Tre mesi, per una prima valutazione della risposta e per il monitoraggio della tollerabilità: la rimborsabilità del trattamento oltre i 3 mesi deve basarsi sul non peggioramento dello stato cognitivo del paziente valutato tramite MMSE ed esame clinico. Ogni 6 mesi per successive valutazioni della risposta e della tollerabilità.

 

Ma quale medico legge queste disposizioni?

 

Poi c’è la MMSE (Mini-Mental State Examination) che dovrebbe essere fatta ad ogni visita in forma cartacea e non pressappochista come fatto a mia mamma chiedendole solo “che giorno è?” “che anno è?” senza alcuna documentazione scritta. Si tratta di un questionario da cui il medico deduce i peggioramenti/miglioramenti del paziente ad ogni visita in modo razionale, senza basare la sua valutazione solo sul chiedermi: “sta meglio?” “come le sembra?” “è peggiorata?”. Io ci vivo con lei, vivo i suoi miglioramenti e i suoi peggioramenti, non sono il suo medico, sono la persona che l’assiste!

 

I piccoli, personali casi come il mio sono sempre conseguenze di scelte o non scelte politiche, due anni fa la Corte dei Conti ha emanato il suo giudizio sulla nostra sanità regionale (caduta nel dimenticatoio, tanto che non riesco a trovarla) definendo la spesa sanitaria enormemente aumentata negli ultimi dieci anni, senza un paragonabile ed equivalente incremento della qualità.

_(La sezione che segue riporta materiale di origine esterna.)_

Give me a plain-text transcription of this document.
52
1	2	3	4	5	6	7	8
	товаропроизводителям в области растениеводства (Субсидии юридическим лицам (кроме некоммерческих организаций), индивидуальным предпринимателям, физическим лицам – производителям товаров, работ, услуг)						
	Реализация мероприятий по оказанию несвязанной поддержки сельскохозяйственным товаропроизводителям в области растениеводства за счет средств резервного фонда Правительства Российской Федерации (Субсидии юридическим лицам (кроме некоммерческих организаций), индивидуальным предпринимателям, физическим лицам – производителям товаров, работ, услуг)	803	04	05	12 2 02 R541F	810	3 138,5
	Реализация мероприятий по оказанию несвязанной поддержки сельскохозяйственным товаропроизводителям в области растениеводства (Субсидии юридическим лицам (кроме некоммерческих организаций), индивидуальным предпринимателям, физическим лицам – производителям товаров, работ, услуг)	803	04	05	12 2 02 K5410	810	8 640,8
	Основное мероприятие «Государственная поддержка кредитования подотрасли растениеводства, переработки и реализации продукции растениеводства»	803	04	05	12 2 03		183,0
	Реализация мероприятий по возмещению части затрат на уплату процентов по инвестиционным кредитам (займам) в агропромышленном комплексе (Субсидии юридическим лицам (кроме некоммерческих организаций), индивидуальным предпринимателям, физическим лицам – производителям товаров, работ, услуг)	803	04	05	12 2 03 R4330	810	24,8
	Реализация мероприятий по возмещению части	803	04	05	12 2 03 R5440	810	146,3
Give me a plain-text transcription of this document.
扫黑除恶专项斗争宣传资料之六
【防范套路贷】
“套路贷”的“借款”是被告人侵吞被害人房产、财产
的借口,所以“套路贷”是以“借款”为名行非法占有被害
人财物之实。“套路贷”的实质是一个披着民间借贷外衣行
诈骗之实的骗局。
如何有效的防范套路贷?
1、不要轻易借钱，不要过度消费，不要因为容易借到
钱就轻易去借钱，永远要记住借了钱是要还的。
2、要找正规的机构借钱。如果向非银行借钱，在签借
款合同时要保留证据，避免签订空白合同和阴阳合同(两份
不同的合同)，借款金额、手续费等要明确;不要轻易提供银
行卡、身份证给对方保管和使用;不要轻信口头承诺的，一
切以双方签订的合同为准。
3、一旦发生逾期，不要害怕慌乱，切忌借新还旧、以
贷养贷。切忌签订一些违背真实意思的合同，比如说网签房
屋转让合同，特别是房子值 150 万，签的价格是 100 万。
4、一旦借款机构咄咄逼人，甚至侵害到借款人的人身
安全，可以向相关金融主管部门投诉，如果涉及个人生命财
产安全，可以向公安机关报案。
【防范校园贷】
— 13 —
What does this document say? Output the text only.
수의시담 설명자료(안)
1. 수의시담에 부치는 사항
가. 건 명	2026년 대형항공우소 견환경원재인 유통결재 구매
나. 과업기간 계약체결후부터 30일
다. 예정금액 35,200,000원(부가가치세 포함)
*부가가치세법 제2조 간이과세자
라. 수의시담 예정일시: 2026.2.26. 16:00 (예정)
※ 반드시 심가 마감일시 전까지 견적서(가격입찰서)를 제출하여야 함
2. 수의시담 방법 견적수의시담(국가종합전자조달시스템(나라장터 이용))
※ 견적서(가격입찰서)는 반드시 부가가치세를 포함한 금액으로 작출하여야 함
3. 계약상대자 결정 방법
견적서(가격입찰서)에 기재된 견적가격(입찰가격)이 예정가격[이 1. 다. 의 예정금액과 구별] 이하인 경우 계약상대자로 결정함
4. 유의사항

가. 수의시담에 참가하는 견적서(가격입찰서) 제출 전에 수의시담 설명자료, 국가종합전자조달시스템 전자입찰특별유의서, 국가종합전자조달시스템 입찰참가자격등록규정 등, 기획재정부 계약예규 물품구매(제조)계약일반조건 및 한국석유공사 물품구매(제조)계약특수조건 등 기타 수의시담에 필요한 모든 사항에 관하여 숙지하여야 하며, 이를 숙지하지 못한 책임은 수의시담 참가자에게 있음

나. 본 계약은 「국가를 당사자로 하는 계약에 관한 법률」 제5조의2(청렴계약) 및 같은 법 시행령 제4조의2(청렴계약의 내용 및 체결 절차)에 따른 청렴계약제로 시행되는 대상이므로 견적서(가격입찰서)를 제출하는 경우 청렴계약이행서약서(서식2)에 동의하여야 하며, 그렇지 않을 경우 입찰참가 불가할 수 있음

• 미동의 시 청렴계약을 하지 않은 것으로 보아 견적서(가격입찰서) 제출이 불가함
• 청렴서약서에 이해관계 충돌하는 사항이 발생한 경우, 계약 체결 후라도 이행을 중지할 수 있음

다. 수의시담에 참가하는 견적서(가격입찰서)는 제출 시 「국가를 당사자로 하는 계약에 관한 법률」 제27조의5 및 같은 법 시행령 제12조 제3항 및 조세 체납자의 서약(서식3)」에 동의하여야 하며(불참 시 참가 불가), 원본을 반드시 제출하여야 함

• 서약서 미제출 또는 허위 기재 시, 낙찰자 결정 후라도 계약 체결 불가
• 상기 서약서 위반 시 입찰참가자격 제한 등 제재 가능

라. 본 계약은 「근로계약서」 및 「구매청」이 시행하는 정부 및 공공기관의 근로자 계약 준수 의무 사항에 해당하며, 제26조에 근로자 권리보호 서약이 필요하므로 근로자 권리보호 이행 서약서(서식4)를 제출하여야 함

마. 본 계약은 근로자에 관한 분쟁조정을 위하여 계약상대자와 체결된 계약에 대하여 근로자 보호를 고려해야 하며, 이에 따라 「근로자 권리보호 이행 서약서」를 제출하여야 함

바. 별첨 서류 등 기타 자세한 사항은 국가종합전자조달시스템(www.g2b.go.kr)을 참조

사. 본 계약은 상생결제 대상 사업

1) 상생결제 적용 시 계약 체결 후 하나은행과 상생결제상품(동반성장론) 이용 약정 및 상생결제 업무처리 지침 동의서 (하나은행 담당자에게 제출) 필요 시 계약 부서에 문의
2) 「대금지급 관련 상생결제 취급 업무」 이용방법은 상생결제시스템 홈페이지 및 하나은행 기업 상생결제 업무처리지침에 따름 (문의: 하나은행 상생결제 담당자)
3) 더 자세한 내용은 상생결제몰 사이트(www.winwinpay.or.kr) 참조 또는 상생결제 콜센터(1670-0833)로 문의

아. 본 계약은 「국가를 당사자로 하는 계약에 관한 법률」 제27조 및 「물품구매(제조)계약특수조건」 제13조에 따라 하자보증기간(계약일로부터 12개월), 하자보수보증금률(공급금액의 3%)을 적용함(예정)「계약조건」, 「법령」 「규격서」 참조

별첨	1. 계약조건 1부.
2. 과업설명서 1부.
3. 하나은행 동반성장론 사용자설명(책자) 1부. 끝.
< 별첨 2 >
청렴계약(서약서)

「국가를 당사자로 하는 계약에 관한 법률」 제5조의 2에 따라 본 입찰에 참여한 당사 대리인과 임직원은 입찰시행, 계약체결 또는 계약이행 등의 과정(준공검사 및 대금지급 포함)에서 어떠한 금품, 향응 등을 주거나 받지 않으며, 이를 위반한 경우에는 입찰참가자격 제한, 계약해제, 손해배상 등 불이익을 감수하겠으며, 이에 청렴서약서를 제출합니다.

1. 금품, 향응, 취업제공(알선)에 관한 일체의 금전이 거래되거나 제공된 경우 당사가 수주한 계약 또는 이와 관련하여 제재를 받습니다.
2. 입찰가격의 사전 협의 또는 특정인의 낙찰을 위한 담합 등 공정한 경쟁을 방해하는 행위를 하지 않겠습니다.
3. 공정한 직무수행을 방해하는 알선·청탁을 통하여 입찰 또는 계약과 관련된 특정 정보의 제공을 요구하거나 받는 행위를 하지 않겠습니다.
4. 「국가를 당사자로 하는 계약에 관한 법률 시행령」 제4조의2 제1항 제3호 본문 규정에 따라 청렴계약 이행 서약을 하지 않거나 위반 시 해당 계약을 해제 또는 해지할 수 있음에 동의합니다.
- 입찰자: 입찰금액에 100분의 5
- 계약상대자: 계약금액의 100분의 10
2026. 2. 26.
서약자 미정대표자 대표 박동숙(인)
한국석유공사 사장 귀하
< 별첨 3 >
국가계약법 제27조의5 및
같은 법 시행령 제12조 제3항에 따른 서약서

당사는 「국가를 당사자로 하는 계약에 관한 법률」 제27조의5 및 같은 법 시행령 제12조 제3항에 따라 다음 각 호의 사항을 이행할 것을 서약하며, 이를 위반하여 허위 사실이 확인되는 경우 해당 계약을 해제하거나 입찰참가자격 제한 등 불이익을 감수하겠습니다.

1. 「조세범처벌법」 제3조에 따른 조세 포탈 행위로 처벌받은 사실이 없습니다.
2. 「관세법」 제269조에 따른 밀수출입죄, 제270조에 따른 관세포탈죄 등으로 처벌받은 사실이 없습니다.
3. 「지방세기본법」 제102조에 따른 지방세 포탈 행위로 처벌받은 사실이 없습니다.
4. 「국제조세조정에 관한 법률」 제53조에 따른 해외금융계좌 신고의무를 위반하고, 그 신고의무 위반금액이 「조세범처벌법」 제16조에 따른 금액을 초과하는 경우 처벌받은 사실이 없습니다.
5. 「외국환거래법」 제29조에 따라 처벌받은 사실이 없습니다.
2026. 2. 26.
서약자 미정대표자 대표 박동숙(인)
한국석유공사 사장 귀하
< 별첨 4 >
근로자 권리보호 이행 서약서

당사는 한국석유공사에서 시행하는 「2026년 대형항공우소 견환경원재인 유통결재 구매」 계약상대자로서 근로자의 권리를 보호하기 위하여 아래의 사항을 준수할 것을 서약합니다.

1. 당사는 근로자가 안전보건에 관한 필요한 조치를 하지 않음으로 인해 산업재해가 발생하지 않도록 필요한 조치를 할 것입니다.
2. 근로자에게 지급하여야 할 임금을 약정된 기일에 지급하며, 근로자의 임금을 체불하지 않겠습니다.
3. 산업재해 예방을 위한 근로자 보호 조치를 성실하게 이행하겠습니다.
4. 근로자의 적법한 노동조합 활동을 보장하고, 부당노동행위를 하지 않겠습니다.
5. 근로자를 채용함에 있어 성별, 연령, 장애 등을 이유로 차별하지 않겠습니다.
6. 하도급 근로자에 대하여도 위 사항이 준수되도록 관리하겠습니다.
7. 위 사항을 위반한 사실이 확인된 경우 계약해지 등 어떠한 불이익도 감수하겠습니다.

L’italiano atipico, come me, si chiede subito chi ha governato negli anni antecedenti la giunta Serracchiani e la parte dell’italiano tipico che c’è in me deve incolpare qualcuno, oltre i disgraziati medici, che secondo l’idea che mi sono fatto, sono stati “nominati” dall’alto come esperti di patologie senili, senza alcun (potrei scommetterci) corso di formazione adeguata.